As an amusing aside, you'll always get a warm fuzzy feeling when you see the 256 terabytes of free space (and 0 used, since a real calculation of sizes is impractical because of the fact that S3 is an object store, not a filesystem).

$ df -h
Filesystem      Size  Used Avail Use% Mounted on
/dev/xvda1      7.9G  1.4G  6.2G  18% /
s3fs            256T     0  256T   0% /srv/s3fs/example-bucket

Of course, you can mount the bucket anywhere. I just happen to have it in /srv/s3fs.


Check out the SFTP Gateway on the AWS Marketplace.

We experienced reliability issues with s3fs, so we developed a custom solution specifically for this purpose. We've been using it in production for several years without issue and have recently released it to the AWS Marketplace.


There are two options. You can use a native managed SFTP service recently added by Amazon (which is easier to set up). Or you can mount the bucket to a file system on a Linux server and access the files using the SFTP as any other files on the server (which gives you greater control).

Managed SFTP Service

  • In your Amazon AWS Console, go to AWS Transfer for SFTP and create a new server.

  • In SFTP server page, add a new SFTP user (or users).

    • Permissions of users are governed by an associated AWS role in IAM service (for a quick start, you can use AmazonS3FullAccess policy).

    • The role must have a trust relationship to transfer.amazonaws.com.

For details, see my guide Setting up an SFTP access to Amazon S3.

Mounting Bucket to Linux Server

As @Michael already answered, just mount the bucket using the s3fs file system (or similar) to a Linux server (Amazon EC2) and use the server's built-in SFTP server to access the bucket.
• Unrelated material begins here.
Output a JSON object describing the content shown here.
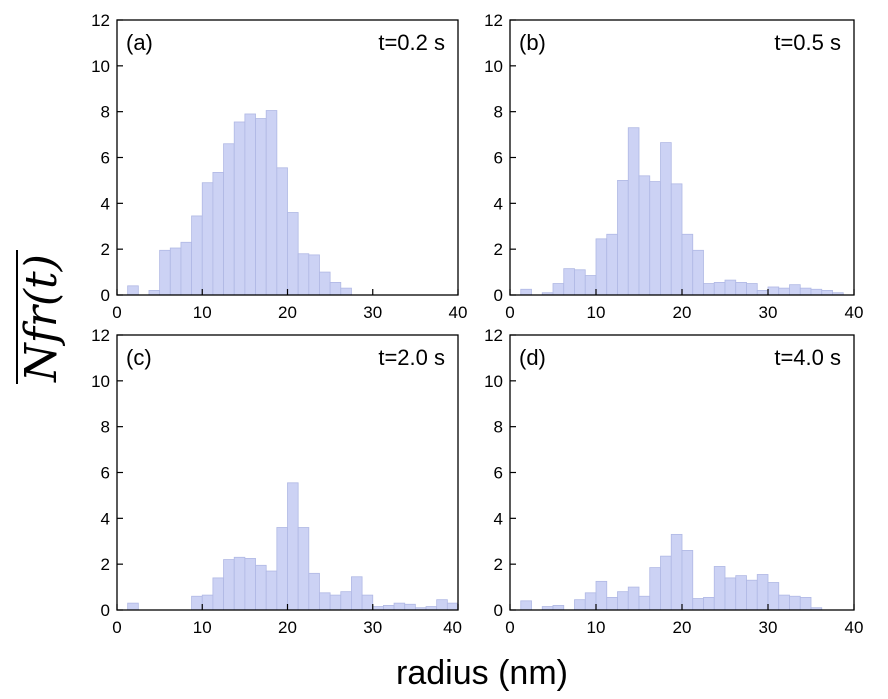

Here are basic instructions:

  • Install the s3fs

  • Add your security credentials in a form access-key-id:secret-access-key to the /etc/passwd-s3fs

  • Add a bucket mounting entry to the fstab:

      <bucket> /mnt/<bucket> fuse.s3fs rw,nosuid,nodev,allow_other 0 0
    

For details, see my guide Setting up an SFTP access to Amazon S3.

Use S3 Client

Or use any free "FTP/SFTP client", that's also an "S3 client", and you do not have setup anything on server-side. For example, my WinSCP or Cyberduck.